Das Wasser brachte ihn wieder zur Besinnung, so daß er erkannte, daß er nicht tot war. Das Gesicht über ihm war nicht der Tod, sondern gehörte einer schönen, jungen Frau mit weißen – nein, silbernen – Haaren. Ihr Haar faszinierte ihn so sehr, daß er die Hand heben wollte, um es zu berühren. Zu seiner Überraschung genügte der Schmerz dieser einfachen Bewegung, damit er wieder sein Bewußtsein verlor.»Wachst du überhaupt noch mal auf?«

Die knurrige, aber besorgte Stimme durchbrach Humas Dämmern. Seine Augen öffneten sich blinzelnd, dann verschlossen sie sich wieder fest vor dem Licht.

»Das bißchen Licht dürfte dich nicht umbringen, nachdem Oger und Drachen das nicht geschafft haben.«

Huma wagte einen neuerlichen Versuch, diesmal langsamer. Ein winziges bißchen Licht sickerte durch seine Augenlider.

Er öffnete die Augen ein wenig mehr und begann, um sich herum Formen wahrzunehmen.

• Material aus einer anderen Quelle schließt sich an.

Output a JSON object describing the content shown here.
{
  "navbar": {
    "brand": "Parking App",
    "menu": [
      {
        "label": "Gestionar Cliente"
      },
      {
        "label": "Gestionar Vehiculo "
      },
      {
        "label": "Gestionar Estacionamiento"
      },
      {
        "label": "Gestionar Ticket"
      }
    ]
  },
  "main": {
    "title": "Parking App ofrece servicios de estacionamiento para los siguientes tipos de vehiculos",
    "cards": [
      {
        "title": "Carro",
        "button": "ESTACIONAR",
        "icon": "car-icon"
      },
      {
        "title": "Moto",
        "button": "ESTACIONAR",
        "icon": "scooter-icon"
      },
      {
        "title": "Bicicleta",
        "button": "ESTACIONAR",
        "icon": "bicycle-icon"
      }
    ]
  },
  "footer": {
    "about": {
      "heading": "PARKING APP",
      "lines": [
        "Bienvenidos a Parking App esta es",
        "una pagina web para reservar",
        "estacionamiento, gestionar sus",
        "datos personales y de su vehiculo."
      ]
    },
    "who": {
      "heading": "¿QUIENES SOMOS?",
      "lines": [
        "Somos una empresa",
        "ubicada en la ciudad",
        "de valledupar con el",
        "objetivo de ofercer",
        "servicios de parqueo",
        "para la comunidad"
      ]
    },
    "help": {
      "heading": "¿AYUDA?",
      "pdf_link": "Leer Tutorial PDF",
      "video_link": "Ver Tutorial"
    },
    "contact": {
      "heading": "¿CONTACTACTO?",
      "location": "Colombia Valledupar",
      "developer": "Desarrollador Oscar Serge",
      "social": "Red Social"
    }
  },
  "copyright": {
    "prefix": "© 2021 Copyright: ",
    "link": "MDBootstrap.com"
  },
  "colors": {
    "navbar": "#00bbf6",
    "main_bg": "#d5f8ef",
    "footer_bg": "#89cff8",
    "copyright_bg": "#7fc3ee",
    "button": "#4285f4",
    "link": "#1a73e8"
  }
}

Die wichtigste davon war das häßliche Gesicht des Minotaurus.

»Kaz?« Seine Stimme erschreckte ihn; es war kaum ein Krächzen.

»Gut geraten.«

Huma betrachtete seine Umgebung. Er befand sich in einem Zelt, das für Verwundete reserviert war. Die meisten anderen Feldbetten waren leer, und auf den paar besetzten lagen fest schlafende Gestalten – vielleicht nicht einmal mehr schlafend. Er erschauerte. Das brachte den Schmerz zurück.